Megawati Soekarnoputri yang menggantikan Gus Dur mendapat julukan Ibu Penegak Konstitusi. 

Salah satu capaian Mega adalah mencetuskan berdirinya KPK pada 2003, dan menyiapkan sistem pemilu presiden langsung. 

Ini adalah capaian bersejarah karena untuk kali pertama Indonesia bisa memilih presiden secara langsung.

Julukan Mega sebagai Penegak Konstitusi sekarang tengah diuji dengan munculnya wacana penundaan pemilu dan perpanjangan masa kepresidenan 3 periode. 

Julukan Mega sebagai penegak konstitusi juga menjadi paradoks karena revisi UU KPK pada 2019 menjadi tonggak pelemahan KPK dan sekarang membuat lembaga itu inefektif. 

Sebagai ketua ‘’the ruling party’’ PDIP Mega tidak berbuat banyak untuk mencegah pelemahan KPK di bawah pemerintahan Jokowi yang nota bene adalah petugas partai.

SBY menjadi presiden pertama Indonesia yang terpilih melalui pemilihan langsung. Oleh IG Setneg SBY dijuluki sebagai Bapak Perdamaian karena banyak berpartisipasi dalam misi perdamaian, baik di tingkat nasional maupun internasional.

Beberapa politisi Partai Demokrat tidak puas dengan julukan itu. Mereka lebih suka SBY dijuluki sebagai Bapak Demokrasi karena selama menjadi presiden dua periode SBY sangat berkomitmen terhadap penegakan demokrasi dan konstitusi. 

Pada masa pemerintahan SBY ada upaya untuk membatalkan sistem pemilihan langsung, tetapi SBY mempergunakan hak veto untuk membatalkan keputusan itu.

Unggahan Sekretariat Negara itu mendapat tanggapan ramai dari warganet. Hampir 500 komen muncul atas posting-an itu. Komentarnya macam-macam. Salah satunya ada yang kepo mengapa Jokowi tidak dicantumkan dalam daftar itu. 

Warganet penasaran kira-kira julukan apa yang cocok untuk Jokowi. Ada ajakan warganet untuk memberikan julukan kepada Jokowi setelah nanti selesai menjabat sebagai presiden pada Oktober 2024. 

Sejumlah tokoh dan masyarakat sudah memberikan julukan kepada Jokowi. 

Mantan Ketum PBNU Said Aqil Siradj memberikan julukan sebagai Bapak Infrastruktur sebagai apresiasi kebijakan-kebijakan Jokowi dalam membangun infrastruktur.

Sejumlah lurah yang tergabung dalam Asosiasi Pemerintah Desa Seluruh Indonesia (Apdesi) menjuluki Jokowi sebagai Bapak Pembangunan Desa. 

Namun, kelihatannya Jokowi tidak terlalu suka. 

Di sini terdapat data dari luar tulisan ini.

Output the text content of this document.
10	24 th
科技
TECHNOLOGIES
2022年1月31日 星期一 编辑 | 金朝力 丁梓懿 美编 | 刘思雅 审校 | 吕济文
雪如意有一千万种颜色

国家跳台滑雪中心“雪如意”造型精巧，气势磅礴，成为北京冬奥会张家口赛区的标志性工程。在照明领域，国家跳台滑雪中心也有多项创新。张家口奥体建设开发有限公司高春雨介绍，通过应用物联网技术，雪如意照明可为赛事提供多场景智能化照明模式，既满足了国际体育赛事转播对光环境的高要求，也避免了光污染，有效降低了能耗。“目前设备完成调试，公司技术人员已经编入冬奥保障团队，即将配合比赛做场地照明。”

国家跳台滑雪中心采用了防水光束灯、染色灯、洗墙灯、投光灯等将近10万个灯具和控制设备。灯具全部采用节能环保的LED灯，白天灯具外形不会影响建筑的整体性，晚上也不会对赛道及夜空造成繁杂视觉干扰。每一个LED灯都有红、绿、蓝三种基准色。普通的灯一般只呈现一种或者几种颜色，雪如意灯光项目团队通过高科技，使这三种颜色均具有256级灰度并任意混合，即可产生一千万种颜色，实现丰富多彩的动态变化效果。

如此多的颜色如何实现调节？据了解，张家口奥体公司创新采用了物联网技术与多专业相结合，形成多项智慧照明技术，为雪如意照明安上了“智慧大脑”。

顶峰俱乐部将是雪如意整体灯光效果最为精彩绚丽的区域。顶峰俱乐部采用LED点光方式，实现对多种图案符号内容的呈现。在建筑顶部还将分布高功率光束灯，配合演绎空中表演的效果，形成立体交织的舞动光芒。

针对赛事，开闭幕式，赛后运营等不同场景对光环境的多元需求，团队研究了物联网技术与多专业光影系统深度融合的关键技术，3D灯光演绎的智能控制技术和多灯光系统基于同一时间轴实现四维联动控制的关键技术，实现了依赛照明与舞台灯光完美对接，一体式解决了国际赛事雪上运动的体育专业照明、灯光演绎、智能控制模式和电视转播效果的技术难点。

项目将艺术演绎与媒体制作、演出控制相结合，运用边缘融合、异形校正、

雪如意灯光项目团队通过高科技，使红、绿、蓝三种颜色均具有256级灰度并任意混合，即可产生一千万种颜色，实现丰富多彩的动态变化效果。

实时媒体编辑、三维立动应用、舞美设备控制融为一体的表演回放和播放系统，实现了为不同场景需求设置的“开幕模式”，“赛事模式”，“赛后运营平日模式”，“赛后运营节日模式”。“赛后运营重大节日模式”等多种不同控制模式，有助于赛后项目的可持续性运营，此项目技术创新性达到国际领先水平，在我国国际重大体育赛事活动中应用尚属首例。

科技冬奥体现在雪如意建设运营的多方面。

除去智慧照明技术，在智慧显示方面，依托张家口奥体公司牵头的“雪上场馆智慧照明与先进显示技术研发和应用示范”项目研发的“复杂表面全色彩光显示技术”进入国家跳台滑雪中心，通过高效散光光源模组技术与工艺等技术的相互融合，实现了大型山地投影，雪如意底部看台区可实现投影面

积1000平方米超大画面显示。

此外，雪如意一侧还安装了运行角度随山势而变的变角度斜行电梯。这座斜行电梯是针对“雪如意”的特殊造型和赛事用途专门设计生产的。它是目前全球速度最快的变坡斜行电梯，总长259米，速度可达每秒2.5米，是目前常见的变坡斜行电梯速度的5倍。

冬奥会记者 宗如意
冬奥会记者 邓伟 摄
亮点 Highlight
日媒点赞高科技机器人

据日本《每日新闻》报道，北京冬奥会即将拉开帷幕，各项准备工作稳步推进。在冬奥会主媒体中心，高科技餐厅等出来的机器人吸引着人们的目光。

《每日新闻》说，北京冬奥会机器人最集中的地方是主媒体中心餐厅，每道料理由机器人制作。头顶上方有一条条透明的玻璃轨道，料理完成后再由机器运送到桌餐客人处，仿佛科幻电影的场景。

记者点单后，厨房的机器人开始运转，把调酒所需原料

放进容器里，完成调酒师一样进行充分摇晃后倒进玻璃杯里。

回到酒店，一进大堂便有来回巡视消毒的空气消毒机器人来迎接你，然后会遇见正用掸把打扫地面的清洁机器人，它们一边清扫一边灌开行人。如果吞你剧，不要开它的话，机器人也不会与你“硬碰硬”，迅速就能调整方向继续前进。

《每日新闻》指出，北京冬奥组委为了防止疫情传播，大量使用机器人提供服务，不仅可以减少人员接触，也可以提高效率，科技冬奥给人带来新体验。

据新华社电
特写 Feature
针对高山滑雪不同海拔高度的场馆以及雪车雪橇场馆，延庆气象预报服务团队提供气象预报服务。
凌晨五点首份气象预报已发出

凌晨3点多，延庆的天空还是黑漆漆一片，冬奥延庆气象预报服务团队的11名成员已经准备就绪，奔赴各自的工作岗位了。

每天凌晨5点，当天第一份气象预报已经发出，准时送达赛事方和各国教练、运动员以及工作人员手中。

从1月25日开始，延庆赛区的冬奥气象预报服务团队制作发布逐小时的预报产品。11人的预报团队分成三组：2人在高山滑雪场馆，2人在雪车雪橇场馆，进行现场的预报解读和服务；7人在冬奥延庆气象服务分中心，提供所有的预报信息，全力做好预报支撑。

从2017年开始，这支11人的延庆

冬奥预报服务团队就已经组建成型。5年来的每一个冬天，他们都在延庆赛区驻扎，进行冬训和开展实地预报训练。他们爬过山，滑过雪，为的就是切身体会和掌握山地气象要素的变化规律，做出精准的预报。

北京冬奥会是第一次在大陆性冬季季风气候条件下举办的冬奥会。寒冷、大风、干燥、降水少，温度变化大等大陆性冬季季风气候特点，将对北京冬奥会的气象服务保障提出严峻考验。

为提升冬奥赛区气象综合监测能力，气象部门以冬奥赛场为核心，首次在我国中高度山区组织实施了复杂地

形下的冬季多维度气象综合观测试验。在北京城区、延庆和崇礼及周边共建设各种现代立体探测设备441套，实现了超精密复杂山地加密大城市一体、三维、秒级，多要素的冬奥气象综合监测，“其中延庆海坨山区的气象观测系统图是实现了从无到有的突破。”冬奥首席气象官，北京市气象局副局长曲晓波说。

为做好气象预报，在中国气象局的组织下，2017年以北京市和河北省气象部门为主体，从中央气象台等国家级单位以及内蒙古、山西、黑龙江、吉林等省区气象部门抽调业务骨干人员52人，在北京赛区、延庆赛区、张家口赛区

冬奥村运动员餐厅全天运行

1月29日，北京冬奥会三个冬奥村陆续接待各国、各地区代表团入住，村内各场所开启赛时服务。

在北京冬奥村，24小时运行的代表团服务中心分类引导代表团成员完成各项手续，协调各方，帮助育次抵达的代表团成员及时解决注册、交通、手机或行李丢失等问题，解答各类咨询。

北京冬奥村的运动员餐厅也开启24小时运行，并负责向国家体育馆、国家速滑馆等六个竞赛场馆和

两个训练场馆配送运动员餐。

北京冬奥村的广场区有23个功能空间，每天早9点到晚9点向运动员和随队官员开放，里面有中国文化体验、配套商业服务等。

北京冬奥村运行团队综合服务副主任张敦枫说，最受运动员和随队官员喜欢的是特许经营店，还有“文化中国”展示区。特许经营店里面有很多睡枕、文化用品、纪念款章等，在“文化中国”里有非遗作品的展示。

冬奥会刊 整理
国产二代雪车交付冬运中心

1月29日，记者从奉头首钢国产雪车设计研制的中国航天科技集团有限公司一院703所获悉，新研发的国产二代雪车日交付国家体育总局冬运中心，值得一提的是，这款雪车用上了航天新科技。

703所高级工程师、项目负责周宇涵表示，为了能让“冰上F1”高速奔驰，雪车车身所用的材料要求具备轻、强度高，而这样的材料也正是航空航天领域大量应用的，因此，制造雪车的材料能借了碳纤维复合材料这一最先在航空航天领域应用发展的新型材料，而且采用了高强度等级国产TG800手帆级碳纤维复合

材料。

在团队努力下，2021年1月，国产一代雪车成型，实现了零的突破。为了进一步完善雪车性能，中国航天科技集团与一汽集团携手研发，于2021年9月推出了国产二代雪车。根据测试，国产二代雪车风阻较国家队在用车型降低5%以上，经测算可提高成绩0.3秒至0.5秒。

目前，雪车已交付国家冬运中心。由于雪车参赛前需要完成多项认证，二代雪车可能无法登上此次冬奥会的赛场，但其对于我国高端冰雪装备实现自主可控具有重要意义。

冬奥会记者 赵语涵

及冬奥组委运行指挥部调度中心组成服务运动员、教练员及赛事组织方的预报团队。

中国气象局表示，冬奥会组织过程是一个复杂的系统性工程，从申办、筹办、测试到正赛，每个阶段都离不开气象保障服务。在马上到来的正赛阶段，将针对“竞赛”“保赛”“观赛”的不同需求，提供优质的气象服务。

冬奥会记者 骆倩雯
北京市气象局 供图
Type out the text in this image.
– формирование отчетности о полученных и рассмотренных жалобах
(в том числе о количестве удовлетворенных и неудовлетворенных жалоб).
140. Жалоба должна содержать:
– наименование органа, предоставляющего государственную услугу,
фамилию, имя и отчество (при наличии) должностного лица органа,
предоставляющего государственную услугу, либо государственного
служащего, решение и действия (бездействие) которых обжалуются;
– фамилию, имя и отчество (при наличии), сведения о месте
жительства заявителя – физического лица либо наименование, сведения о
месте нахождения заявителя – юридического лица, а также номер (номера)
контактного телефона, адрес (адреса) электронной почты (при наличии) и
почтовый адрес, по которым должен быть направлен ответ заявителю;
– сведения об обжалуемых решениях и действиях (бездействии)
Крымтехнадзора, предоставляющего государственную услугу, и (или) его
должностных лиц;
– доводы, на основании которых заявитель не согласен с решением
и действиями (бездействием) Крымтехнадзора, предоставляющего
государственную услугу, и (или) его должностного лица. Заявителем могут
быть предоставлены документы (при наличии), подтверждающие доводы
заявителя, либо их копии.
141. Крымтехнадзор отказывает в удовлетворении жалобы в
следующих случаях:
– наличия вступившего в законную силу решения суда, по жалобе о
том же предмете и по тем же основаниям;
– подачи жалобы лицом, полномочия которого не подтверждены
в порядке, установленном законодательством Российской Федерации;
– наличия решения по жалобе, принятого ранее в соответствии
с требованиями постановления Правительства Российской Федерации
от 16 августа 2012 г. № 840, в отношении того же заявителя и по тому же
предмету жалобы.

Dia secara halus menolak dengan mengatakan bahwa yang paling berjasa dalam membangun desa adalah para perangkat desa.  

Tentu saja sudah banyak muncul julukan negatif kepada Jokowi dari para pengritiknya. 

Fadli Zon menjuluki Jokowi sebagai Prabu Kantong Bolong. Mahasiswa UI (Universitas Indonesia) menjuluki Jokowi sebagai ‘’The King of Lip Service’’.

Mungkin akan menarik kalau diadakan semacam sayembara bagi para warganet dan mahasiswa untuk memberi julukan kepada para presiden. 

Akan menarik untuk melihat apa julukan yang diberikan kepada Megawati dan Jokowi yang sekarang berada di pusaran perdebatan mengenai berbagai masalah ekonomi dan demokrasi.

Komentar Mega terhadap krisis minyak goreng dan munculnya demonstrasi mahasiswa belakangan ini juga banyak memicu komentar tajam warganet. Mega dianggap tidak sensitif terhadap penderitaan emak-emak yang antre minyak goreng. 

Mega dianggap tidak suportif terhadap demo mahasiswa yang mempermasalahkan krisis ekonomi dan politik. 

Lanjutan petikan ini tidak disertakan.